Passwords are on the way out, and organizations should be acting now to move to more modern authentication platforms. A steady stream of phishing and ransomware attacks over the past year clearly demonstrated that passwords simply aren’t secure enough to protect the modern enterprise, and users are demanding an improved experience that doesn’t depend upon remembering clunky passwords.

Passwordless authentication technology increases security, improves the user experience and provides administrators with deeper insight into user activity. Deploying this powerful technology requires more than just removing passwords, however. Secure passwordless authentication platforms require strong device-based or biometric authentication presented as a component of a larger security strategy that incorporates zero-trust architecture and a secure access service edge (SASE) approach.
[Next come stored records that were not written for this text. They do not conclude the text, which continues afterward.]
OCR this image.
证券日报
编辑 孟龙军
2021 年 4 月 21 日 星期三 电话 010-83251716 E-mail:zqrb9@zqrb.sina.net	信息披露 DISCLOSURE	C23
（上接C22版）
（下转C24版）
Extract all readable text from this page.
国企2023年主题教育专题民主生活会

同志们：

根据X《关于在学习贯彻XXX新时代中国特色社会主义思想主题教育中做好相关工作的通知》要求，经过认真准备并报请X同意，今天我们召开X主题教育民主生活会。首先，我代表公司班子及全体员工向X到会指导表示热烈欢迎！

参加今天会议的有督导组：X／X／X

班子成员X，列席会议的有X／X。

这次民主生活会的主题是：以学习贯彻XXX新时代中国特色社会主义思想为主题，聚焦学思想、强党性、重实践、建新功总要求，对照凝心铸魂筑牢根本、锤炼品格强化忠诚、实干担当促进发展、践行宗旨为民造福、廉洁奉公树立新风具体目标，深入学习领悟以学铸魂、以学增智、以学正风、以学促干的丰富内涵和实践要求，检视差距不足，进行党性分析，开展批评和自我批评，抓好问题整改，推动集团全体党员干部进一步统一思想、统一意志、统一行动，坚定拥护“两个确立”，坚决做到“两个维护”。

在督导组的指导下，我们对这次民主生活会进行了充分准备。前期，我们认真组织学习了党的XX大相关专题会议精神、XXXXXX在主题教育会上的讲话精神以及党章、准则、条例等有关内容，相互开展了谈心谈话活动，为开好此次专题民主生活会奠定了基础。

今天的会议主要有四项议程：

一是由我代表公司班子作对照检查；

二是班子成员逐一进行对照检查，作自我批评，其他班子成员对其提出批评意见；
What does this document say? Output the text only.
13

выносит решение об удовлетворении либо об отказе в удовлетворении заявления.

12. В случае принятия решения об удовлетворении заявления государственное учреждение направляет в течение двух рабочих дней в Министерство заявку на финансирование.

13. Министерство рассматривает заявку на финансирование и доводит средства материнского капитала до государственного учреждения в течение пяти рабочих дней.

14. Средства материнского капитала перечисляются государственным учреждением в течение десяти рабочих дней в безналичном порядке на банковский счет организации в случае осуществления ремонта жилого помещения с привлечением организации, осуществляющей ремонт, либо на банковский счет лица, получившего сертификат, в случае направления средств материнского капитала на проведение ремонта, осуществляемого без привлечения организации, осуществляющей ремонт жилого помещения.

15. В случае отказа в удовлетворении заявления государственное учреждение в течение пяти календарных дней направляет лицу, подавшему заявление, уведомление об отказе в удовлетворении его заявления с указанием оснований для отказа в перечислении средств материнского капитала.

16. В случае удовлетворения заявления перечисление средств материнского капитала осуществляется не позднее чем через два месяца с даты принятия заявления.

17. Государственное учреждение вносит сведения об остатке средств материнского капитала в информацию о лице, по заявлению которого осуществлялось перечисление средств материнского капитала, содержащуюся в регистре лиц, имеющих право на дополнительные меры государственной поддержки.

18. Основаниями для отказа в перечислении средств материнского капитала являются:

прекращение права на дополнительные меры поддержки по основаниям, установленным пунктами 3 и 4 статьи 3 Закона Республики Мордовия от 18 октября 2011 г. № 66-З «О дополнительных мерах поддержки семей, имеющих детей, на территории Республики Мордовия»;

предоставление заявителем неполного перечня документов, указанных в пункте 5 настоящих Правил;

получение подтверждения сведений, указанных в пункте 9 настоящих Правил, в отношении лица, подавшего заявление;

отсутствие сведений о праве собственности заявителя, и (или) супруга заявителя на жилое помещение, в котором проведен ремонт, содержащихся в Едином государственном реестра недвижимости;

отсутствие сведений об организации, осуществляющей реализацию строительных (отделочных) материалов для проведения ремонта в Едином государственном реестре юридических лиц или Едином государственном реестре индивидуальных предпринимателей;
Eliminating Passwords from Authentication

Let’s take a look at five steps organizations should take on their journey to passwordless authentication.
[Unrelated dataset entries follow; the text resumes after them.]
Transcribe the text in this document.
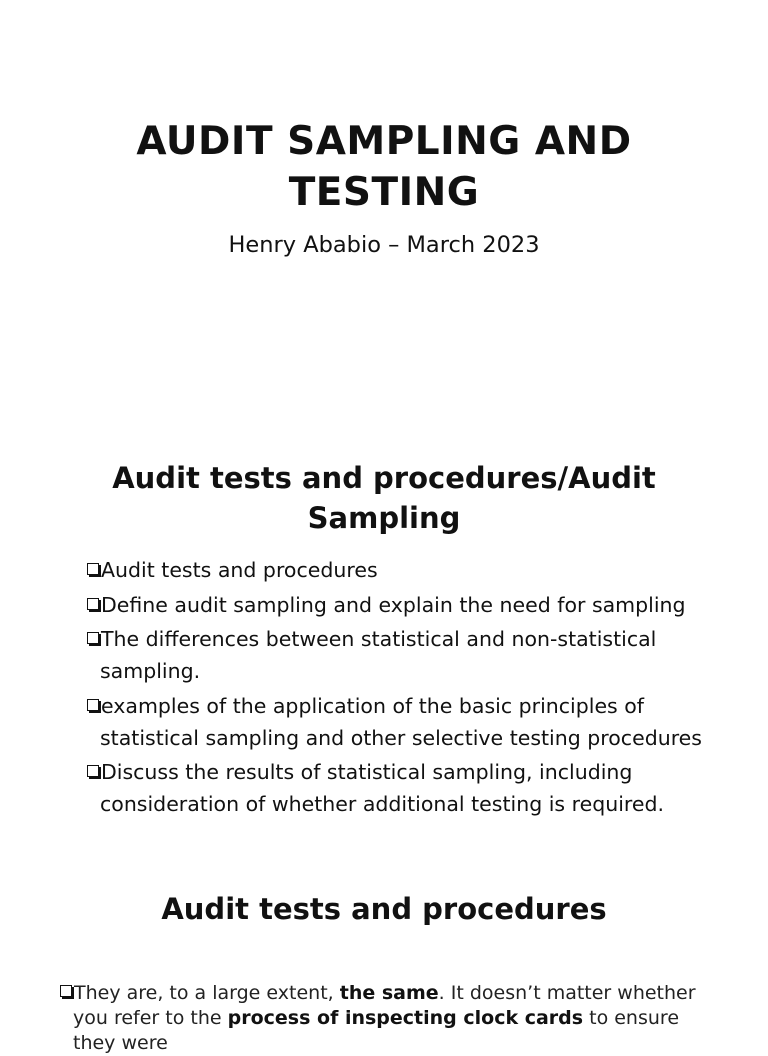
AUDIT SAMPLING AND
TESTING
Henry Ababio – March 2023
Audit tests and procedures/Audit
Sampling
Audit tests and procedures
Define audit sampling and explain the need for sampling
The differences between statistical and non-statistical sampling.
examples of the application of the basic principles of statistical sampling and other selective testing procedures
Discuss the results of statistical sampling, including consideration of whether additional testing is required.
Audit tests and procedures
They are, to a large extent, the same. It doesn’t matter whether you refer to the process of inspecting clock cards to ensure they were
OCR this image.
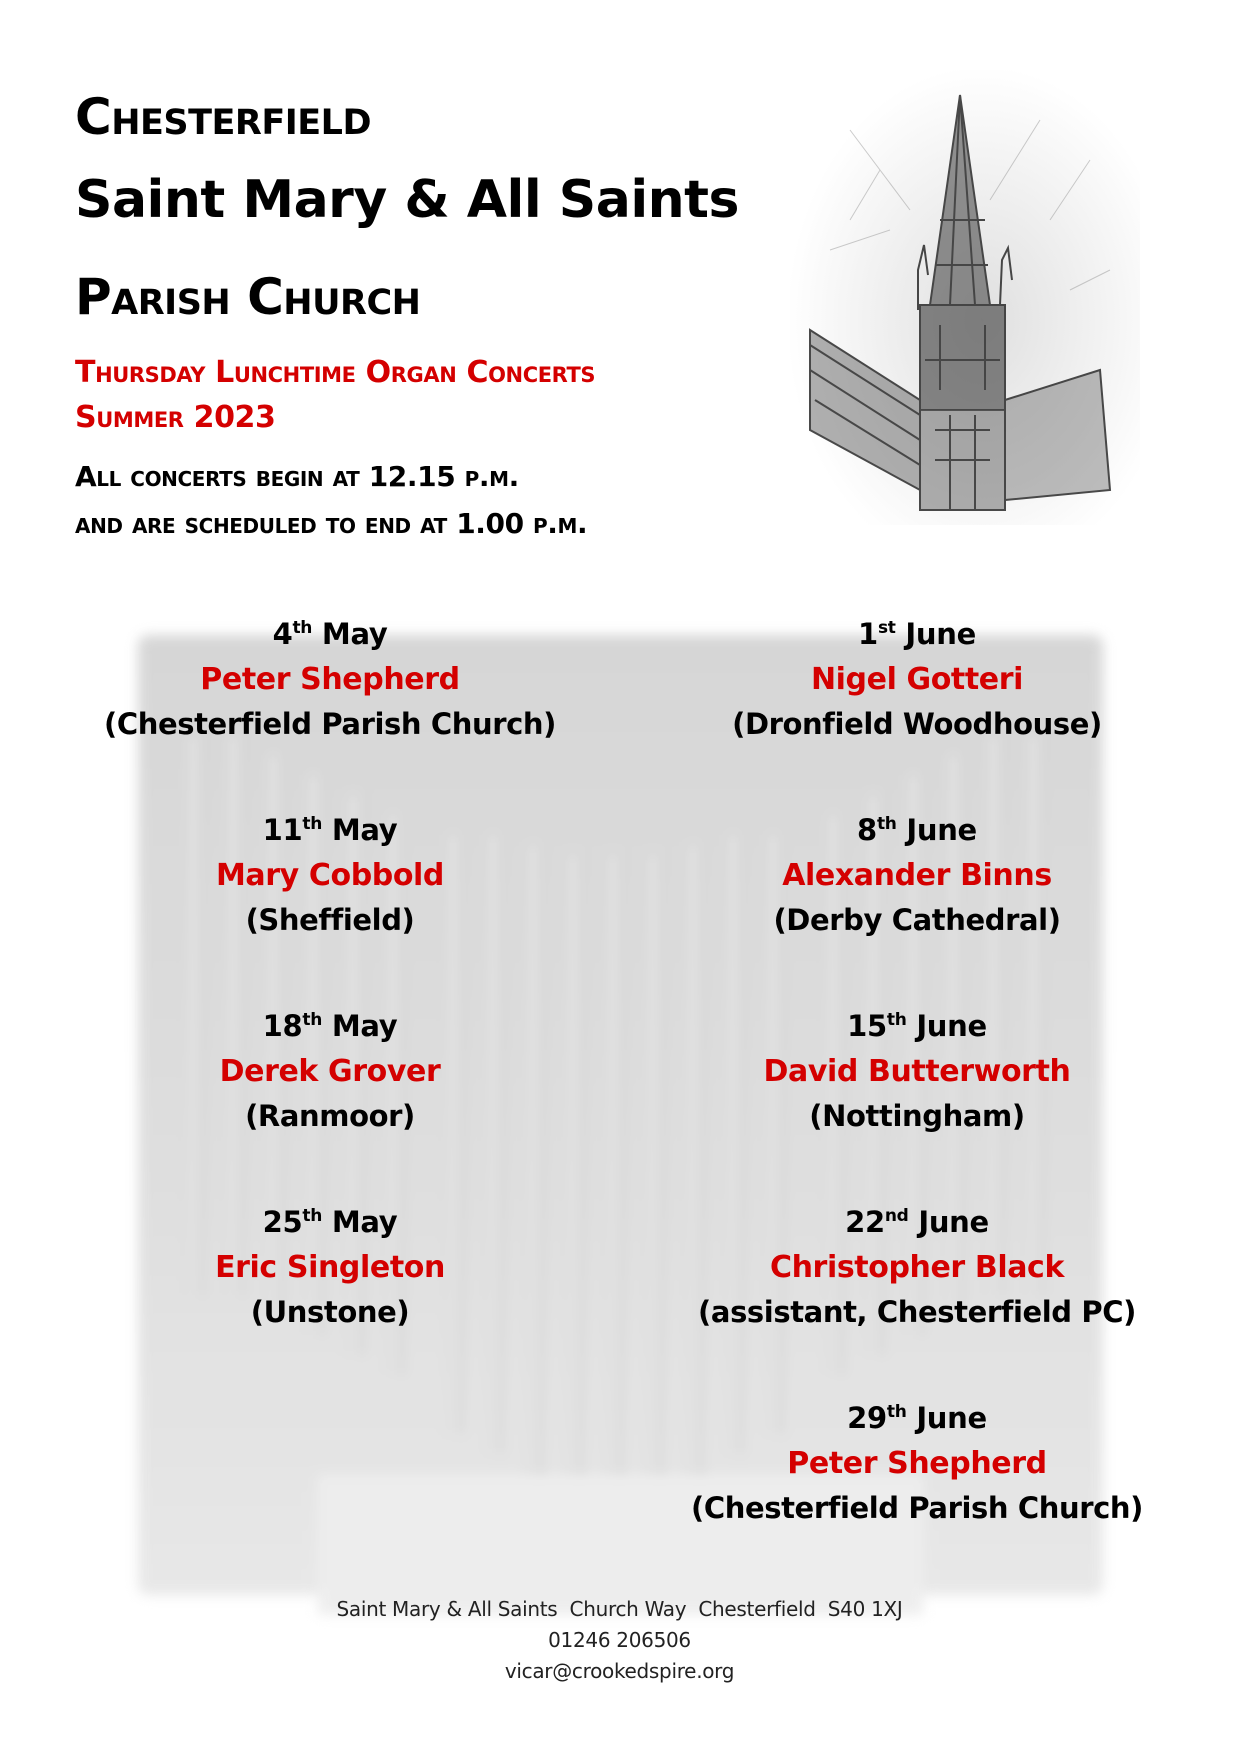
Chesterfield
Saint Mary & All Saints
Parish Church

Thursday Lunchtime Organ Concerts

Summer 2023

All concerts begin at 12.15 p.m.

and are scheduled to end at 1.00 p.m.

4th May

Peter Shepherd

(Chesterfield Parish Church)

11th May

Mary Cobbold

(Sheffield)

18th May

Derek Grover

(Ranmoor)

25th May

Eric Singleton

(Unstone)

1st June

Nigel Gotteri

(Dronfield Woodhouse)

8th June

Alexander Binns

(Derby Cathedral)

15th June

David Butterworth

(Nottingham)

22nd June

Christopher Black

(assistant, Chesterfield PC)

29th June

Peter Shepherd

(Chesterfield Parish Church)

Saint Mary & All Saints  Church Way  Chesterfield  S40 1XJ

01246 206506

vicar@crookedspire.org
  1. Develop a password replacement offering: Before you can move away from passwords, you’ll need to have the strong authentication technology in place that will securely replace them. Microsoft Windows Hello for Business is a good option for organizations that rely upon Active Directory, as it incorporates a strong, hardware-protected credential that allows single sign-on to Active Directory, both on-premises and in the cloud.
  2. Complete a risk assessment: Analyze the risk associated with each one of the information systems used in your environment to determine both the probability and the impact of a potential breach. This will help you develop authentication requirements for each system commensurate with the level of risk they present. It will also provide the means to prioritize your work, focusing first on the highest risk systems.
  3. Reduce the user-visible password surface area: Users are conditioned to enter their passwords dozens of times per day. The next step in moving to a passwordless environment is removing as many of those barriers as possible. This helps train users to understand that, while they have a password, they shouldn’t be using it routinely. It also dramatically improves the user experience by allowing them to seamlessly move from system to system.
  4. Transition to a passwordless deployment: Once you’ve minimized the number of times that users encounter password prompts, you can transition over to a truly passwordless environment. In an ideal world, the user might sign into Active Directory using Windows Hello for Business and then never encounter another authentication prompt. If they must sign into another system, they are not prompted for a password but instead are redirected to Hello for Business.
  5. Eliminate passwords from the identity directory: The last step in achieving a passwordless environment is actually removing passwords from your identity store. This is the ultimate goal of a passwordless strategy, but you won’t be able to take this final step until you’ve modernized every legacy system that relied on password authentication. Once you’ve removed the passwords entirely, you’re safe from password theft attacks because there simply are no passwords to steal.

Organizations that follow this five-step process will find that this methodical approach allows them to deploy passwordless authentication while gaining the benefits of an improved user experience, increased security and better insight into user activity.